Camila Beatriz*
postado em 13/09/2017 07:30
Em 1924, na França, o surrealismo florescia junto às vanguardas europeias. André Breton, Salvador Dalí e René Magritte são alguns dos nomes evidenciados do movimento que, agarrado à complexidade e devaneios inconscientes, rejeitava os padrões burgueses e a tradução literal de sentimentos nas obras. Duas décadas depois, ao fim da Segunda Guerra Mundial, perdeu força para o expressionismo e, apesar de alguns artistas prosseguirem com conceitos surrealistas, a corrente teve o fim declarado. Ainda hoje, artistas contemporâneos persistem nas influências da tendência de mais de noventa anos atrás.
;Quando a arte não é óbvia, ela gera questões e força a mente humana a trabalhar;, afirma Nelson Maravalhas, pintor e professor de arte da Universidade de Brasília (UnB). ;A arte óbvia não faz as pessoas pensarem e é quase um bem de consumo, enquanto obras mais complexas recebem um ;não gostei; do público, que muitas vezes quer dizer, na verdade, ;não entendi;;, contrapõe o artista, que investe em obras que chama de concepções alegóricas.

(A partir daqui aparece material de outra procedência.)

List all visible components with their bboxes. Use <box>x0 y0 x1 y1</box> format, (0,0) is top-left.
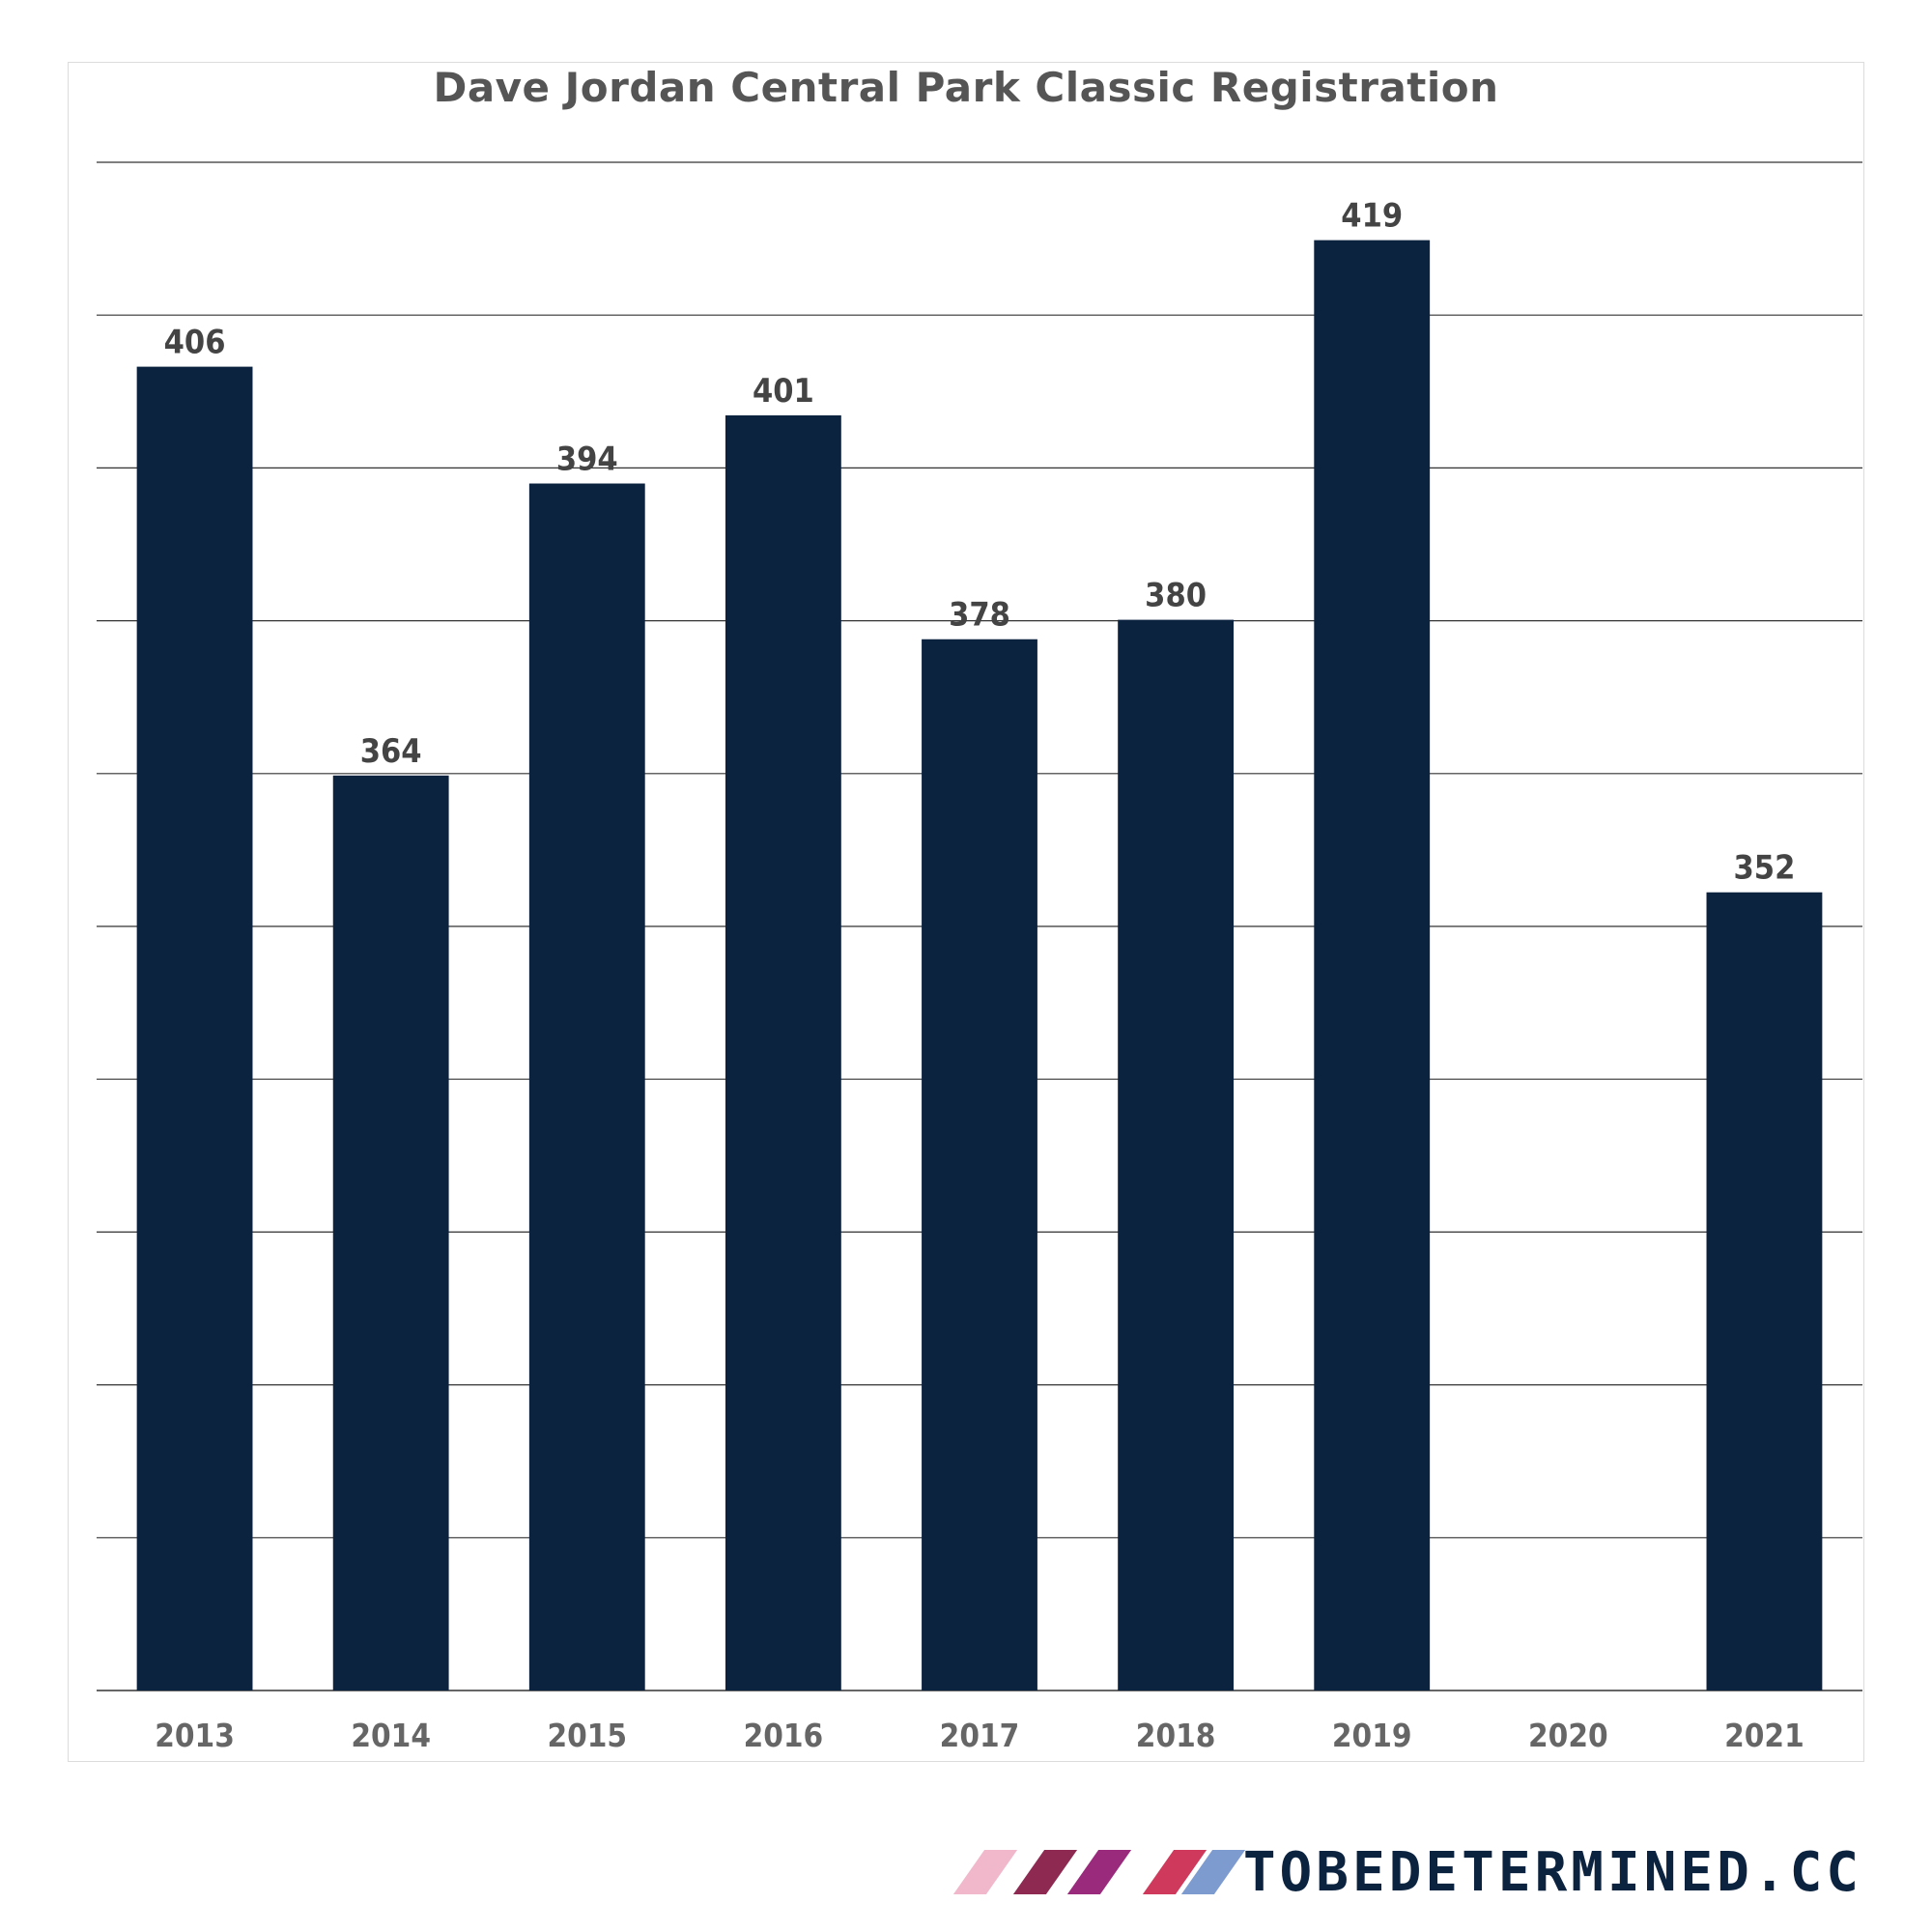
data-label-2019: 419 <box>1341 197 1403 236</box>
x-tick-label-2013: 2013 <box>155 1717 235 1754</box>
chart-title: Dave Jordan Central Park Classic Registr… <box>433 64 1499 111</box>
bar-2017 <box>922 639 1037 1690</box>
x-tick-label-2019: 2019 <box>1332 1717 1412 1754</box>
x-tick-label-2018: 2018 <box>1136 1717 1216 1754</box>
brand-stripe <box>1012 1850 1077 1894</box>
data-label-2014: 364 <box>360 732 422 771</box>
x-tick-label-2020: 2020 <box>1528 1717 1608 1754</box>
brand-logo: TOBEDETERMINED.CC <box>952 1840 1862 1904</box>
x-tick-label-2014: 2014 <box>351 1717 431 1754</box>
bar-2016 <box>724 414 841 1690</box>
x-tick-label-2015: 2015 <box>547 1717 627 1754</box>
bar-2015 <box>528 483 645 1691</box>
brand-stripe <box>1066 1850 1131 1894</box>
bar-2014 <box>332 775 449 1690</box>
data-label-2021: 352 <box>1734 849 1796 888</box>
data-label-2017: 378 <box>949 596 1010 635</box>
brand-text: TOBEDETERMINED.CC <box>1242 1840 1862 1904</box>
data-label-2016: 401 <box>753 372 814 411</box>
data-label-2013: 406 <box>164 324 226 362</box>
bar-2019 <box>1314 240 1431 1691</box>
bar-2018 <box>1118 619 1235 1691</box>
data-label-2015: 394 <box>556 440 618 479</box>
brand-stripes-icon <box>952 1850 1245 1894</box>
x-tick-label-2017: 2017 <box>940 1717 1020 1754</box>
x-tick-label-2016: 2016 <box>744 1717 824 1754</box>
bar-2013 <box>136 366 253 1690</box>
x-tick-label-2021: 2021 <box>1724 1717 1804 1754</box>
bar-2021 <box>1706 892 1823 1690</box>
data-label-2018: 380 <box>1145 577 1207 615</box>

Apesar do surrealismo ser um movimento findo, Maravalhas conta que é comum confundirem as técnicas dele com as dos artistas da década de 1920, e o mesmo acontece com outros contemporâneos. O curitibano Rafael Silveira, que levou mais de 90 mil pessoas ao Museu Oscar Niemeyer, em Curitiba, até o mês passado, não define o estilo das obras que cria, mas conta que, assim como as de surrealistas, elas surgem a partir do inconsciente. ;O público, às vezes, dá leituras para as obras que são muito interessantes, e as minhas têm abertura para isso porque são como um sonho que você interpreta;, afirma.
A artista Nah Singh ; ou Singh Bean, como assina ; representa, por meio de colagens, a ancestralidade sírio-libanesa do pai e indiana da mãe, a espiritualidade, os direitos animais e as minorias. Nascida em São Paulo e radicada em Praga, Nah também afirma que o inconsciente é responsável por grande parte de suas produções, e explica: ;Minha arte é espontânea. Muitos artistas fazem colagens para ser algo bonito e mostrar o brilho do mundo, o que eu não critico, mas, nos meus trabalhos, quero contar a minha história;.
Obras de mensagens completamente metafóricas e, às vezes, difíceis de entender, ainda que representem situações aparentemente impossíveis, costumam ter propósitos claros. Mesmo misturando partes de elementos diferentes para formar seres e objetos fora da realidade, as criações não são ;sem pé nem cabeça;.
Maravalhas conta que, apesar de não ter um único tema expresso nas obras, descreve mensagens e questões psicológicas e políticas nas telas. Singh resume: ;No fim das contas, eu só quero extravasar o que sinto;.
O curitibano Rafael utiliza Sorvete para explicar o significado por trás da arte que assina. A obra é uma instalação de 13 metros e de longe parece uma casquinha de sorvete comum, caída no chão e derretida, que se apresenta no formato de um sofá. ;Gosto de usar o sorvete como analogia visual do efêmero na condição humana;, explica.
Olhando de perto, é possível ver que o que derrete da casquinha possui olhos e ossos humanos, além de morangos com formato de coração, o que Rafael aponta como uma quebra lúdica da obra. O artista traduz a mensagem que deseja passar com a instalação: ;O conceito aborda a questão da urgência versus a contemplação. O que é urgente? Parar e contemplar a vida pode ser urgente? São questões filosóficas da intimidade psíquica;.
As ;inspirações;
Nelson Maravalhas faz trabalhos baseados em estudos de outsider art. ;A semelhança entre minhas obras e obras surrealistas pode ser justificada pelos meus estudos em outsider art, a arte dos marginalizados, que é uma das correntes que impulsionou o surrealismo.;
Singh Bean afirma: ;admiro artistas como a Leonora Carrigton, pintora surrealista que tem obras de situações que não existem, mas que no meu inconsciente e no meu mundo místico fazem muito sentido;.
Rafael Silveira conta que, entre os artistas de quem recebeu influências durante o desenvolvimento de trabalhos, estão os surrealistas René Magritte e Salvador Dalí, além de Giuseppe Arcimboldo, que tem também obras comparadas ao movimento artístico.